The ‘Bolder Vision’ document - which follows a joint study by Belfast City Council, Department for Infrastructure and Department for Communities – outlines a progressive and wide-reaching vision to significantly reimagine Belfast city centre with the focus moving to a greener, walkable and connected core that is more people and family-focussed.
Lord Mayor Alderman Frank McCoubrey said: “A ‘Bolder Vision’ looks at ways of reimagining the city’s heart and key connections to local communities, where streets and open spaces are designed to meet the changing needs of a diverse range of users - as well as supporting existing businesses and encouraging inclusive growth. “As the city begins its recovery post-Covid, and with the challenges that will remain in the coming months as we continue to deal with the current pandemic, there is renewed emphasis on how we use our city centre spaces safely, allowing for social distancing.
“But even before this pandemic, cities across the UK and Europe have been examining how they diversify their city centres to ensure long term resilience and well-being for all, as we respond to the urgent need to create a more sustainable, climate-resilient city to address issues around flooding, congestion and air quality.”
Alderman McCoubrey added: “This is a bold vision, and it is not without its challenges, but we need to show collective leadership if we are to deliver the objectives of the Belfast Agenda, while also supporting businesses and inclusive growth, and creating an attractive, accessible and vibrant city centre.
“That means looking at every user’s needs, and sometimes those are competing needs; so it’s absolutely vital that we consider the findings of this study and start to develop a comprehensive and informed consultation process to establish the requirements of our residents and businesses, and to drive transformation to create a progressive, forward thinking city.
“I’m pleased that there has already been some progress in this area with a number of trials and pilot projects already in motion, and it is fantastic to have the support of the Infrastructure Minister and Communities Minister to take forward our ‘Bolder Vision’ for the city.”
Minister for Infrastructure, Nichola Mallon has said: “My department is committed to supporting local communities and councils across Northern Ireland to achieve a Green Recovery creating city and town centres which are cleaner, healthier, and more attractive places for people to live and work and rest. A Bolder Belfast brings an exciting vision which combines elements of active travel, connectivity, place-making and investing in our waterways and green spaces to show how we can mirror the urban revolutions we are seeing in cities across the world.
Minister Mallon added: “This work on improving connectivity in Belfast was always important. But it has taken on a new relevance and urgency as departments and the Council are planning how they will work together with all civic stakeholders to recover from COVID-19 and build a cleaner, greener, stronger and more resilient city. “It is increasingly imperative that we collaborate to agree how we can transform the heart of Belfast to create sustainable, attractive, liveable places where people and businesses thrive. I believe that this Vision is a blueprint for moving forward which will support many mechanisms of Green Recovery that we are currently exploring and already starting to deliver.”
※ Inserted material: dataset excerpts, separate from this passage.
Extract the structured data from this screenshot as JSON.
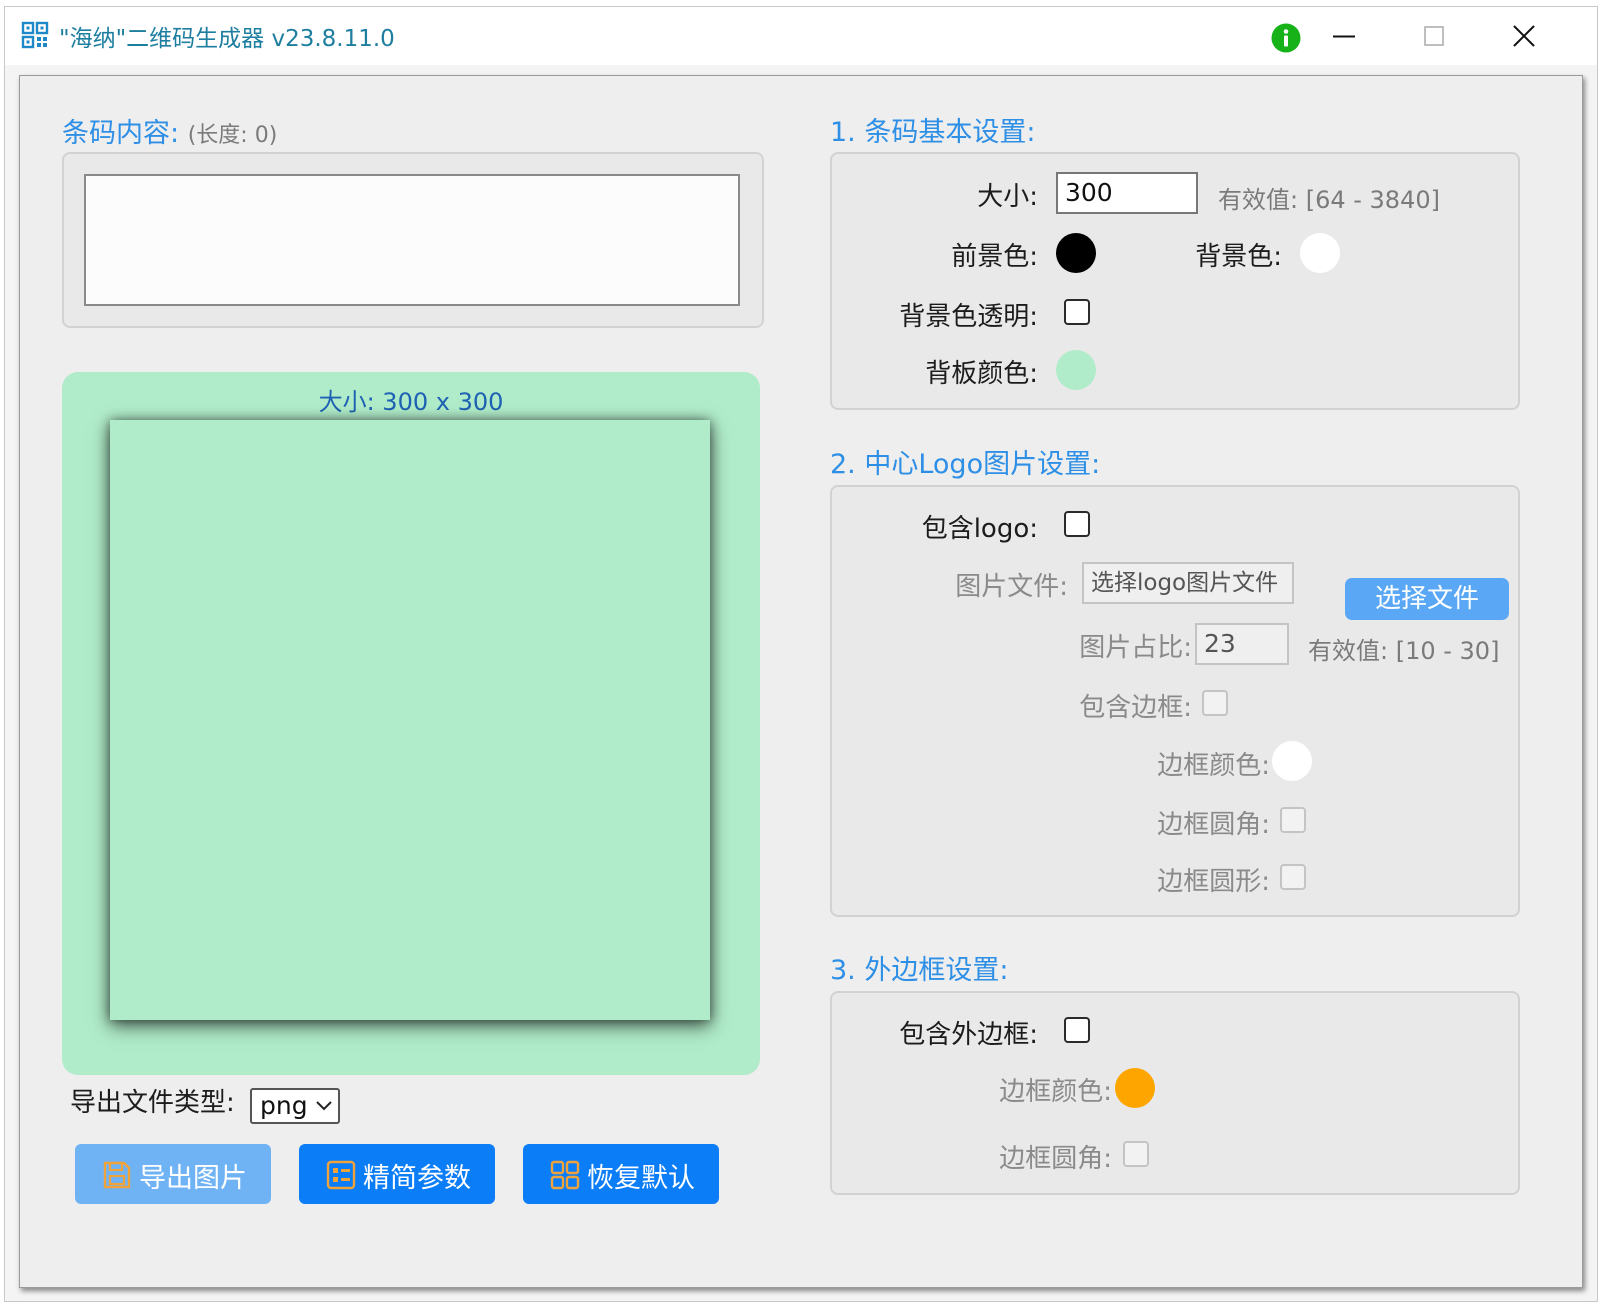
{
  "window": {
    "title": "\"海纳\"二维码生成器 v23.8.11.0"
  },
  "content_section": {
    "label": "条码内容:",
    "length_hint": "(长度: 0)",
    "value": ""
  },
  "preview": {
    "size_label": "大小: 300 x 300",
    "background_color": "#b0ecc9"
  },
  "export": {
    "type_label": "导出文件类型:",
    "type_value": "png",
    "buttons": {
      "export": "导出图片",
      "simplify": "精简参数",
      "restore": "恢复默认"
    }
  },
  "basic": {
    "title": "1. 条码基本设置:",
    "size_label": "大小:",
    "size_value": "300",
    "size_hint": "有效值: [64 - 3840]",
    "fg_label": "前景色:",
    "fg_color": "#000000",
    "bg_label": "背景色:",
    "bg_color": "#ffffff",
    "bg_transparent_label": "背景色透明:",
    "bg_transparent": false,
    "backplate_label": "背板颜色:",
    "backplate_color": "#b0ecc9"
  },
  "logo": {
    "title": "2. 中心Logo图片设置:",
    "include_label": "包含logo:",
    "include": false,
    "file_label": "图片文件:",
    "file_placeholder": "选择logo图片文件",
    "choose_button": "选择文件",
    "ratio_label": "图片占比:",
    "ratio_value": "23",
    "ratio_hint": "有效值: [10 - 30]",
    "border_label": "包含边框:",
    "border": false,
    "border_color_label": "边框颜色:",
    "border_color": "#ffffff",
    "border_round_label": "边框圆角:",
    "border_round": false,
    "border_circle_label": "边框圆形:",
    "border_circle": false
  },
  "outer": {
    "title": "3. 外边框设置:",
    "include_label": "包含外边框:",
    "include": false,
    "color_label": "边框颜色:",
    "color": "#ffa500",
    "round_label": "边框圆角:",
    "round": false
  }
}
Communities Minister Carál Ní Chuilín said: “Our aspirations for the City Centre predate coronavirus and reflects the changes in the way people shop and the way that communities want to use their town and city centres. My Department is committed to supporting the adaption to these changes and I endorse the ‘Bolder Vision’ published today as a significant step towards that goal. The ‘Bolder Vision’ will be used to inform the projects we are taking forward in the city centre and I look forward to working with city partners as we take the next steps in this joint venture.
“Whilst our aims remains one of encouraging vibrant and authentic town centres where people live, shop, use services, and spend their leisure time, there is no denying that the City Centre businesses have been hit particularly hard by the coronavirus crisis and the road to recovery presents a particular challenge that we must address. My Department continues to support them through this difficult time and my recent announcement of an investment of over £1.3m in Belfast City centre as part of the £11m Capital Covid-19 Recovery Revitalisation Scheme is just one example of how I am supporting towns and city centres in their economic recovery from the impacts of Covid-19.”
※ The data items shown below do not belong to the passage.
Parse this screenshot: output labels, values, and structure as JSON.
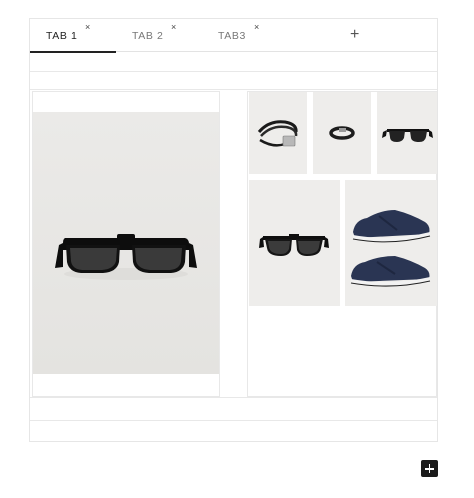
{
  "tabs": [
    {
      "label": "TAB 1",
      "active": true,
      "close_icon": "×"
    },
    {
      "label": "TAB 2",
      "active": false,
      "close_icon": "×"
    },
    {
      "label": "TAB3",
      "active": false,
      "close_icon": "×"
    }
  ],
  "add_tab_icon": "+",
  "colors": {
    "accent": "#222222",
    "border": "#e6e6e6",
    "photo_background": "#eeedeb",
    "fab_background": "#1b1b1b"
  },
  "images": {
    "large": "sunglasses-icon",
    "grid": [
      "bracelet-icon",
      "ring-icon",
      "sunglasses-icon",
      "sunglasses-icon",
      "sneakers-icon"
    ]
  }
}
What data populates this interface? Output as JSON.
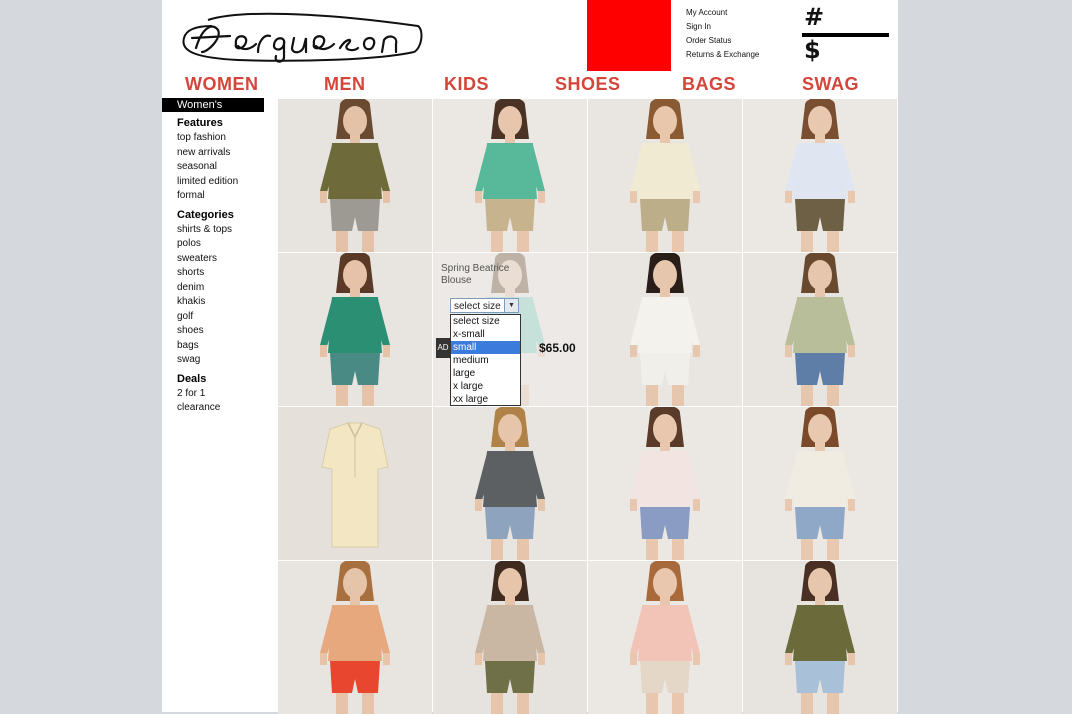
{
  "brand": {
    "logo_text": "Ferguson"
  },
  "account_links": [
    "My Account",
    "Sign In",
    "Order Status",
    "Returns & Exchange"
  ],
  "cart": {
    "count_symbol": "#",
    "total_symbol": "$"
  },
  "nav": [
    "WOMEN",
    "MEN",
    "KIDS",
    "SHOES",
    "BAGS",
    "SWAG"
  ],
  "sidebar": {
    "current": "Women's",
    "sections": [
      {
        "heading": "Features",
        "items": [
          "top fashion",
          "new arrivals",
          "seasonal",
          "limited edition",
          "formal"
        ]
      },
      {
        "heading": "Categories",
        "items": [
          "shirts & tops",
          "polos",
          "sweaters",
          "shorts",
          "denim",
          "khakis",
          "golf",
          "shoes",
          "bags",
          "swag"
        ]
      },
      {
        "heading": "Deals",
        "items": [
          "2 for 1",
          "clearance"
        ]
      }
    ]
  },
  "product_detail": {
    "name": "Spring Beatrice Blouse",
    "size_select": {
      "value": "select size",
      "options": [
        "select size",
        "x-small",
        "small",
        "medium",
        "large",
        "x large",
        "xx large"
      ],
      "highlighted": "small"
    },
    "add_label": "AD",
    "price": "$65.00"
  },
  "products": [
    {
      "top": "#6e6a3a",
      "bottom": "#9c9a92",
      "bg": "#e7e4e0",
      "skin": "#e4c2a8",
      "hair": "#6a4a30"
    },
    {
      "top": "#58b89a",
      "bottom": "#c7b48f",
      "bg": "#ebe7e3",
      "skin": "#e8c6ad",
      "hair": "#4a3324"
    },
    {
      "top": "#f1ead3",
      "bottom": "#bcae88",
      "bg": "#e9e5e0",
      "skin": "#e9c7ac",
      "hair": "#8a5a32"
    },
    {
      "top": "#dfe6f2",
      "bottom": "#6e6044",
      "bg": "#ebe8e4",
      "skin": "#e8c9b0",
      "hair": "#7a4e30"
    },
    {
      "top": "#2b8f73",
      "bottom": "#4a8a84",
      "bg": "#e8e5e1",
      "skin": "#e6c3a8",
      "hair": "#5a3a26"
    },
    {
      "top": "#7fd3c4",
      "bottom": "#ece9e6",
      "bg": "#ece9e6",
      "skin": "#e9ccb4",
      "hair": "#6a4a30"
    },
    {
      "top": "#f4f2ed",
      "bottom": "#f0efea",
      "bg": "#e9e6e2",
      "skin": "#e6c6ad",
      "hair": "#2a1e18"
    },
    {
      "top": "#b8bd9a",
      "bottom": "#5e7ea8",
      "bg": "#e8e4df",
      "skin": "#e6c7ae",
      "hair": "#6a4a2e"
    },
    {
      "top": "#f3e6c2",
      "bottom": "#e6dfc6",
      "bg": "#e5e0d9",
      "skin": "#e5e0d9",
      "hair": "#e5e0d9"
    },
    {
      "top": "#5c6063",
      "bottom": "#8ea3bd",
      "bg": "#e8e4df",
      "skin": "#e6c5ab",
      "hair": "#b08248"
    },
    {
      "top": "#f2e4e0",
      "bottom": "#8a9cc4",
      "bg": "#ebe8e4",
      "skin": "#e8c7ae",
      "hair": "#5a3a28"
    },
    {
      "top": "#f1ece2",
      "bottom": "#8fa8c8",
      "bg": "#ebe8e4",
      "skin": "#e8c8af",
      "hair": "#7a4a2a"
    },
    {
      "top": "#e8a87e",
      "bottom": "#e8462e",
      "bg": "#e8e4df",
      "skin": "#e6c4aa",
      "hair": "#a8703e"
    },
    {
      "top": "#c9b7a4",
      "bottom": "#6f7048",
      "bg": "#e6e2dd",
      "skin": "#e6c5ab",
      "hair": "#3e2a1e"
    },
    {
      "top": "#f2c3b7",
      "bottom": "#e4d7c8",
      "bg": "#ebe8e4",
      "skin": "#e8c7ae",
      "hair": "#a86a3a"
    },
    {
      "top": "#6a6a3a",
      "bottom": "#a8c1d8",
      "bg": "#e7e4e0",
      "skin": "#e6c6ac",
      "hair": "#4a3022"
    }
  ]
}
The vision sets out four key goals - by 2035 Belfast will be:
a healthy, shared, vibrant and sustainable environment, where people of all ages will choose to live, work and visit;
a city that prioritises walking, cycling and public transport;
lively and safe with green streets that celebrate our built heritage with new leisure spaces and a variety of cultural activities;
a city with barriers to movement removed, ensuring that communities across the city are well connected to the city core with the River Lagan a key focus with multiple crossing points and activities along its banks.
The next phase of the joint work with DfI and DfC will be to develop an action plan and delivery options which will help inform further discussions with key city partners and stakeholders before going out to public consultation later this year.